BİR DAHA İŞİN DÜŞMEYECEKSE ADAĞINI YERİNE GETİRME!

Hintliler, Sultan Mahmud'a karşı büyük bir ordu düzmüşlerdi. Padişahın buna canı sıkıldı, rahatsız oldu. Padişah o gün bir adakta bulundu:Eğer bu orduya karşı zafer kazanırsam, buradan elde edeceğim tüm ganimetleri fakirlere dağıtacağım"
Müslümanlar, zorlu mücadeleden sonra savaşı kazandılar. Çok fazla ganimet ele geçti. Ganimetlerin bir kısmı bile yüzlerce alimin hesaplayamayacağı kadar çok ve değerli idi. Adamlarından birini çağırdı:Bu ganimetleri yoksullara ulaştır. Çünkü savaştan önce ben Allah'a adakta bulundum ve ahdime vefa etmem gerekir.

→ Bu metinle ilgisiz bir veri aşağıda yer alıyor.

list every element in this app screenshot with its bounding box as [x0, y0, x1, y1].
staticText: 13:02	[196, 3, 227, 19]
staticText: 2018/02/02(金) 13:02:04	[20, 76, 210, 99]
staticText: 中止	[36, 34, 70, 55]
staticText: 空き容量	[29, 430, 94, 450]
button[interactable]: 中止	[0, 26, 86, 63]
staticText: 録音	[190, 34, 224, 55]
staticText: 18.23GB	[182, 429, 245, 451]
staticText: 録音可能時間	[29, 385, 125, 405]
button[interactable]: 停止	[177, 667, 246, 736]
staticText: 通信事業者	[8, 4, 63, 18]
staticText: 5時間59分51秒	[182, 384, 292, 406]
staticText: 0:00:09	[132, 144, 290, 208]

Herkes "Bu kadar mal ve altın bir avuç dünyadan habersiz yoksula nasıl verilir. Askerlere ver ki düşmana karşı daha çok kin beslesinler.
Padişahın kafası karıştı ganimetleri dağıtıp dağıtmamak hususunda tereddüde düştü.
Ebul Hüseyn denilen çok zeki ve cesur bir meczup vardı. Askerlerin arasında onu gördü. Meczubu yanıma çağırıp ona sorayım, meczup garazsız bir şekilde içinden geçeni söyler diye düşündü.
Meczup huzuruna geldi olayı kendisine söyledi. Meczup padişaha dedi ki:"Artık işin iki altına kalmış. Eğer bir daha Allah'a işin düşmeyecekse merak etme, sen altını düşün. Yok eğer zamanı gelirde bir daha ona işin düşerse, utan ve iki altını ondan esirgeme. Hak Tela sana yardım etti, zafer kazanmanı sağladı. O üstüne düşeni yerine getirdi. Sen neden yerine getirmiyorsun?"
Sultan Mahmud rahatladı ve altınların dağıtılmasını emretti.